A Polícia Federal (PF) indiciou nesta terça-feira (17) Bolsonaro; o seu filho, o vereador Carlos Bolsonaro (PL-RJ); e o deputado federal Alexandre Ramagem (PL-RJ), ex-diretor da Abin, pelo uso ilegal de ferramentas de monitoramento dentro do órgão. Segundo o relatório do inquérito sobre o caso que ficou conhecido como “Abin Paralela”, os indiciados fizeram uso do sistema israelense de geolocalização FirstMile para espionagem ilegal de políticos, jornalistas, advogados e críticos do governo Bolsonaro.
Ramirez também denunciou o envolvimento de empresários do agronegócio no financiamento de ações golpistas e alertou para possíveis novas “sabotagens” do Congresso Nacional aos projetos do governo caso o presidente Luiz Inácio Lula da Silva (PT) seja reeleito em 2026. “Essas sabotagens fazem parte de indivíduos que não sabem jogar o jogo democrático”, critica.
Para o professor, a tentativa de desmantelar instituições e perseguir a imprensa fez o Brasil despencar no ranking global de liberdade de expressão. “Agora [a posição no ranking] voltou a subir porque temos instituições que respeitam essa diversidade, e que, com a Justiça, tentam controlar grupos que atacam a democracia”, indica.
Indulto improvável e delação ‘cascata’
Sobre um indulto a Bolsonaro, atualmente inelegível, em caso de condenação, Ramirez avalia como improvável.

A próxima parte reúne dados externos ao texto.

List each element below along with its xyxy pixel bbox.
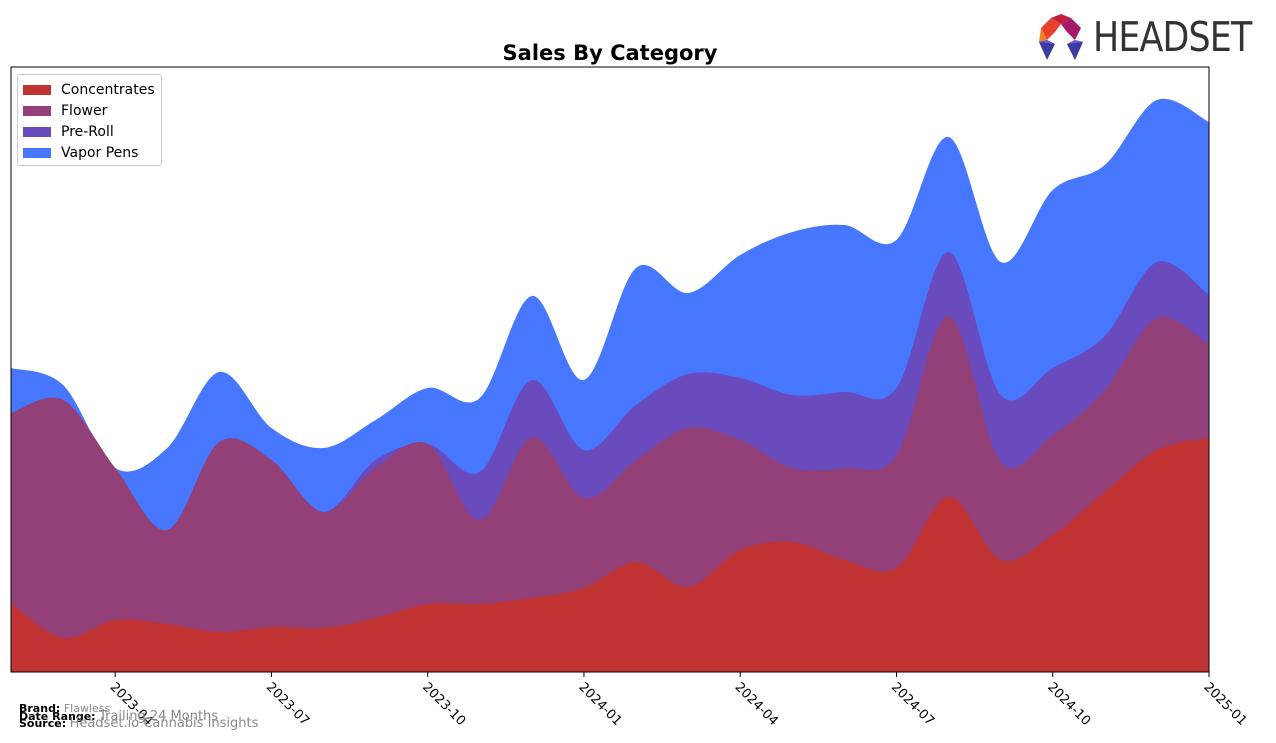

A possibilidade foi mencionada pelo filho do ex-presidente, o senador Flávio Bolsonaro (PL-RJ), durante uma entrevista. “Os ministros do STF [Supremo Tribunal Federal] já afirmaram que indultos a Bolsonaro serão derrubados um a um”, diz. “A fala de Flávio Bolsonaro me parece muito mais desesperada”, complementa.
Para o professor, o maior temor do clã é que uma eventual delação premiada de Bolsonaro provoque um “efeito cascata” e envolva outros membros da família e aliados políticos, como generais e figuras do Centrão. “Eles buscam uma anistia generalizada, um calar de boca da Justiça, para que as investigações não sigam adiante e, assim, salvem a própria pele”, avalia.
Ele também considera que o governador de São Paulo, Tarcísio de Freitas, é visto com desconfiança pela família Bolsonaro, apesar de ser apontado como sucessor na próxima eleição. “Tarcísio foi quem mais traiu o bolsonarismo. Até mesmo participou de eventos junto ao governo Lula, fez elogios à reforma tributária do [ministro da Fazenda, Fernando] Haddad e conseguiu verbas públicas federais para a construção do túnel que liga Santos a Guarujá”, explica.